Une formulation très claire de ce à quoi s’oppose ici Agamben a été récemment donnée par François Regnault, lors d’un colloque portant sur la question du négationnisme (6). Dans son intervention, Regnault prend essentiellement appui sur Lacan, pour qui l’extermination des juifs par les nazis ne saurait s’interpréter autrement qu’en termes de sacrifice : « Je tiens qu’aucun sens de l’histoire, fondé sur les prémisses hégéliano-marxistes, n’est capable de rendre compte de cette résurgence, par quoi il s’avère que l’offrande à des dieux obscurs d’un objet de sacrifice est quelque chose à quoi peu de sujets peuvent ne pas succomber, dans une monstrueuse capture » (7). Ces dieux se présentant selon Regnault, dans le cas du nazisme, sous la forme de la « Race » aryenne (8), c’est-à-dire aussi du « Führer intérieur », qui faisait dire à Eichmann qu’il n’avait fait qu’obéir aux ordres.
Le fait que le marxisme classique ait buté sur l’explication de la politique nazie n’est un secret pour personne. Pour autant, est-on condamné à faire fond sur une anthropologie du phénomène religieux, conçu comme structure subjective fondatrice, pour dépasser l’aporie des discours politiques classiques ?

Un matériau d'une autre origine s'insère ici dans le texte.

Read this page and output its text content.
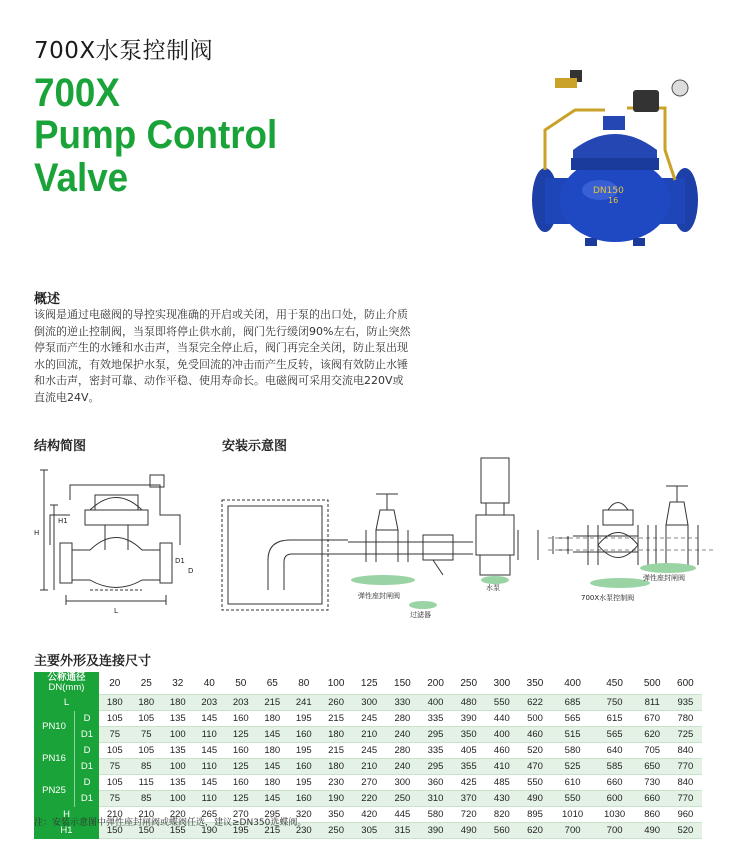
700X水泵控制阀
700X
Pump Control
Valve	DN150
16
概述
该阀是通过电磁阀的导控实现准确的开启或关闭，用于泵的出口处，防止介质倒流的逆止控制阀，当泵即将停止供水前，阀门先行缓闭90%左右，防止突然停泵而产生的水锤和水击声，当泵完全停止后，阀门再完全关闭，防止泵出现水的回流，有效地保护水泵，免受回流的冲击而产生反转，该阀有效防止水锤和水击声，密封可靠、动作平稳、使用寿命长。电磁阀可采用交流电220V或直流电24V。
结构简图
H
H1
L
D1
D
安装示意图
弹性座封闸阀
过滤器
水泵
700X水泵控制阀
弹性座封闸阀
主要外形及连接尺寸
公称通径
DN(mm)		20	25	32	40	50	65	80	100	125	150	200	250	300	350	400	450	500	600
L		180	180	180	203	203	215	241	260	300	330	400	480	550	622	685	750	811	935
PN10	D	105	105	135	145	160	180	195	215	245	280	335	390	440	500	565	615	670	780
	D1	75	75	100	110	125	145	160	180	210	240	295	350	400	460	515	565	620	725
PN16	D	105	105	135	145	160	180	195	215	245	280	335	405	460	520	580	640	705	840
	D1	75	85	100	110	125	145	160	180	210	240	295	355	410	470	525	585	650	770
PN25	D	105	115	135	145	160	180	195	230	270	300	360	425	485	550	610	660	730	840
	D1	75	85	100	110	125	145	160	190	220	250	310	370	430	490	550	600	660	770
H		210	210	220	265	270	295	320	350	420	445	580	720	820	895	1010	1030	860	960
H1		150	150	155	190	195	215	230	250	305	315	390	490	560	620	700	700	490	520
注：安装示意图中弹性座封闸阀或蝶阀任选，建议≥DN350选蝶阀。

3.2 L’argumentation de Regnault repose sur deux aspects essentiels : la mise en avant de la notion de race, qui semble identifier le nazisme comme politique « raciste », et surtout le statut d’exception des juifs dans la politique hitlérienne. Ce sont précisément ces deux points qui sont explicitement rejetés par Agamben.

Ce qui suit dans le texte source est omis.